Everybody loves cake – it’s one of the facts of life.
However, have you ever stopped to wonder just why we have a cake at weddings and what it actually symbolises?
Where it all started…..
Long ago in Roman times (yes that long ago), the custom was for a groom to break the cake over the brides head. Obviously not the gooey iced types of cake we have nowadays you’ll understand….cake as we know it hadn’t been invented back then. It was more likely a freshly baked loaf of bread.
It symbolised the end of the brides virginal state, ensured fertility and demonstrated her new husbands power over her.
The guests would then share in eating the “cake” in the hope that the good fortune could be shared with them.
Wow – things have moved on!
Move forward a little to Medieval times and the cake had changed from being one resembling a loaf of bread to unsweetened flour based buns. These were then stacked in a pyramid (the French still do this with croquembouche) and the happy couple would attempt to kiss each other over the top of the pile.
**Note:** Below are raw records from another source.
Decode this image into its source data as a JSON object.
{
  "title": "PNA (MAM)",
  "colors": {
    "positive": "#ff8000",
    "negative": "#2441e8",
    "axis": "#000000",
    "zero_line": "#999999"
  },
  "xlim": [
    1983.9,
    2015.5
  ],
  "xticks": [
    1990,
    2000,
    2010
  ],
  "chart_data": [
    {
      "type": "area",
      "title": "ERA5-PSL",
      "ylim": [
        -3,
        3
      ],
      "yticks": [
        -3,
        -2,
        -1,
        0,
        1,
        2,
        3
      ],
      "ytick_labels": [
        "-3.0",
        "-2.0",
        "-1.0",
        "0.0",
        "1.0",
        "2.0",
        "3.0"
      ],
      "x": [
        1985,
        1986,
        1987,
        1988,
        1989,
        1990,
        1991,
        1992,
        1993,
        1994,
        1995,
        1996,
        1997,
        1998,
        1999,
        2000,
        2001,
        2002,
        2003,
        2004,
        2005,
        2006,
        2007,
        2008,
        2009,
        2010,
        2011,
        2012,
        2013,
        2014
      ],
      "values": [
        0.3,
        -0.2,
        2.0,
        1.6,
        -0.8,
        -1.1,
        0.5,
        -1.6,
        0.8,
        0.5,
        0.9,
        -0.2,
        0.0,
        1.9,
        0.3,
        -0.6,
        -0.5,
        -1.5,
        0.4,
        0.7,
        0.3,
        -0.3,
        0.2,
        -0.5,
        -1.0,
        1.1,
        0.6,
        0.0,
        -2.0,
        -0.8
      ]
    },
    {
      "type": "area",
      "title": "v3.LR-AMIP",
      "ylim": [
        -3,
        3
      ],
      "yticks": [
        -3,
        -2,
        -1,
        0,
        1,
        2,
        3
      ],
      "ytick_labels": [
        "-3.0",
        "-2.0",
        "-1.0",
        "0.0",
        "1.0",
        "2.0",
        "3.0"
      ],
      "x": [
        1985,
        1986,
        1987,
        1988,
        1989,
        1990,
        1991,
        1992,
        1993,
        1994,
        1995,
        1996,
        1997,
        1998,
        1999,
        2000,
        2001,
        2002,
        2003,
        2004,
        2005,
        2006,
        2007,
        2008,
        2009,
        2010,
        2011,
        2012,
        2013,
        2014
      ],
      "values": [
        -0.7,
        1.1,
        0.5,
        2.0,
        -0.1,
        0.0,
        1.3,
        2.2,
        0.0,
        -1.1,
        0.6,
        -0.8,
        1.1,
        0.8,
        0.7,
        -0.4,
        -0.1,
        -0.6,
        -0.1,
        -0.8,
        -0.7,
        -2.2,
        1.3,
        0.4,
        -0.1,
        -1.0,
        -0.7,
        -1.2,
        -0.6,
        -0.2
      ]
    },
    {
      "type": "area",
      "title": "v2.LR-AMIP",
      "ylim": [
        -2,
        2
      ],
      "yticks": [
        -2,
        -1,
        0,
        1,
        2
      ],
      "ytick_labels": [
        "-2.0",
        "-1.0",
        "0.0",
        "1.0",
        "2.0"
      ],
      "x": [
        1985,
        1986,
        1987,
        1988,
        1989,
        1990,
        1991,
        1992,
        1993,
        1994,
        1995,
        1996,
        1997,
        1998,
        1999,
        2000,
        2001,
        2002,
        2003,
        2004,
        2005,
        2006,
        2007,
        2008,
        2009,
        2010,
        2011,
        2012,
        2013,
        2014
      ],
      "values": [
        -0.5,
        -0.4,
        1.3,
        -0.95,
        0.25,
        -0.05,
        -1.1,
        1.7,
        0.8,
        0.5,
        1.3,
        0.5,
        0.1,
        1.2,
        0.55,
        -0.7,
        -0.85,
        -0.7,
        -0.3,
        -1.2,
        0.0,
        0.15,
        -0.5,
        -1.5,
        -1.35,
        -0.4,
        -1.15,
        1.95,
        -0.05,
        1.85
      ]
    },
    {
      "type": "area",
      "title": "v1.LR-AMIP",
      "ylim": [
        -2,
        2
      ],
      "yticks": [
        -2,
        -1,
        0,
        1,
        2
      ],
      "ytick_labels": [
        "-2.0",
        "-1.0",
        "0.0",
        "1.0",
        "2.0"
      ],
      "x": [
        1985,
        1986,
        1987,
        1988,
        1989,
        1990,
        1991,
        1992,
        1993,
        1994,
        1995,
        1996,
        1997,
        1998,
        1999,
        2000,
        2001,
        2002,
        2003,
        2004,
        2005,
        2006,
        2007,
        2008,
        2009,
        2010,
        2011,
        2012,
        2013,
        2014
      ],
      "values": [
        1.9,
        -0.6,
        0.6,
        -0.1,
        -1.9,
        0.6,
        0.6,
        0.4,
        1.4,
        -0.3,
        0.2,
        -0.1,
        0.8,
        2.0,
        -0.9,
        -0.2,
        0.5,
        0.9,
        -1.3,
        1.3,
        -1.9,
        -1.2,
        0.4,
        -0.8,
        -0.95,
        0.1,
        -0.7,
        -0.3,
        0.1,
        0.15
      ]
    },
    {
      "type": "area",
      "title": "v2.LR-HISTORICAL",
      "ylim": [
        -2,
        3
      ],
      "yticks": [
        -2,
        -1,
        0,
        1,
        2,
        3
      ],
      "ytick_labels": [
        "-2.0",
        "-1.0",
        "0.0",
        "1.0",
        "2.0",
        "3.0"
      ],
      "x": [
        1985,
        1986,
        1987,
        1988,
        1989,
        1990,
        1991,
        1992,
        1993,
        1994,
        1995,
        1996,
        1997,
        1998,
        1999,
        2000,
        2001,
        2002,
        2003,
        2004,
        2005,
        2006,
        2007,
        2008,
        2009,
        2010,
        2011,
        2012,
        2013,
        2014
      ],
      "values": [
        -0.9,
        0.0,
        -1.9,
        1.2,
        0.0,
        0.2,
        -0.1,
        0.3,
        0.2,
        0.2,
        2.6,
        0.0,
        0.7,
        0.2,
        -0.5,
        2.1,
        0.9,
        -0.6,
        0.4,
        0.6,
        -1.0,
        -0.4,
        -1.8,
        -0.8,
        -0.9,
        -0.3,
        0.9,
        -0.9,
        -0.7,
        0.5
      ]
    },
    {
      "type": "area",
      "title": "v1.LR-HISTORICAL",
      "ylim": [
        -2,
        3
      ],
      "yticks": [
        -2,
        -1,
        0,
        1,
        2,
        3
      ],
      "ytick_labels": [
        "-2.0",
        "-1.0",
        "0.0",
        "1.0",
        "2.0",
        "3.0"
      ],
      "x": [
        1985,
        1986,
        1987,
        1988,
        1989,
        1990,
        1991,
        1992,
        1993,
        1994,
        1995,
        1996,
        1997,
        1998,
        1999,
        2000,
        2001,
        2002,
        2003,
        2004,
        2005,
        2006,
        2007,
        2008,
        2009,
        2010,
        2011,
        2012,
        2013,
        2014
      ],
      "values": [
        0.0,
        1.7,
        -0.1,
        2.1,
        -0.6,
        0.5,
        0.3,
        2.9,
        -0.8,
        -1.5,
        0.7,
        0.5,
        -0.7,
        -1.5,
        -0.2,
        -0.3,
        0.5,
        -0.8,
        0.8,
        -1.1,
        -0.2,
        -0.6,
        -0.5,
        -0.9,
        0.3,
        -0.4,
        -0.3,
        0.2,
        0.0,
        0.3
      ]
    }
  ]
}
It was believed that a successful kiss would bless the couple with a large and healthy family.
We still tend to see the pyramid effect these days but in the shape of tiers of cake.
The tiers or stacks of cake by the way represent fertility and in olden times it was believed that the higher the stack of cakes, the more children the couple would produce. These days the number of tiers are more to do with how glamorous the cake looks.
Why white icing?
White is a traditional wedding colour, and until recently most cakes were covered in white icing.
White is supposed to represent chastity, purity and the virginity of the bride, which is where the custom of the white wedding dress also originates.
White icing is created by using fine sugar, which during the Victorian era when icing became popular wasn’t the easy to create. As a result, pure white icing was also very expensive to create and hence the white cake was also seen to represent the wealth of the family (the whiter the icing, the more expensive it was and the richer the family were perceived to be!)
How you cut the cake also has meaning
As for the way the cake is cut….that in itself has meaning.
The couple will traditionally cut the bottom tier of the cake. This isn’t because it’s the easiest (although it is), but it symbolises stability in their future relationship.
Likewise, the bride will traditionally hold the knife with the grooms’ hand on top of hers. This shows the bride being able to provide for and take care of her husband whilst he is there to support her.
Somewhat of a dying tradition now is the sending home of guests with a piece of the cake, and indeed sending cake to guests who were unable to attend the wedding. This was supposed to share the good fortune of the bride and groom with their friends and family.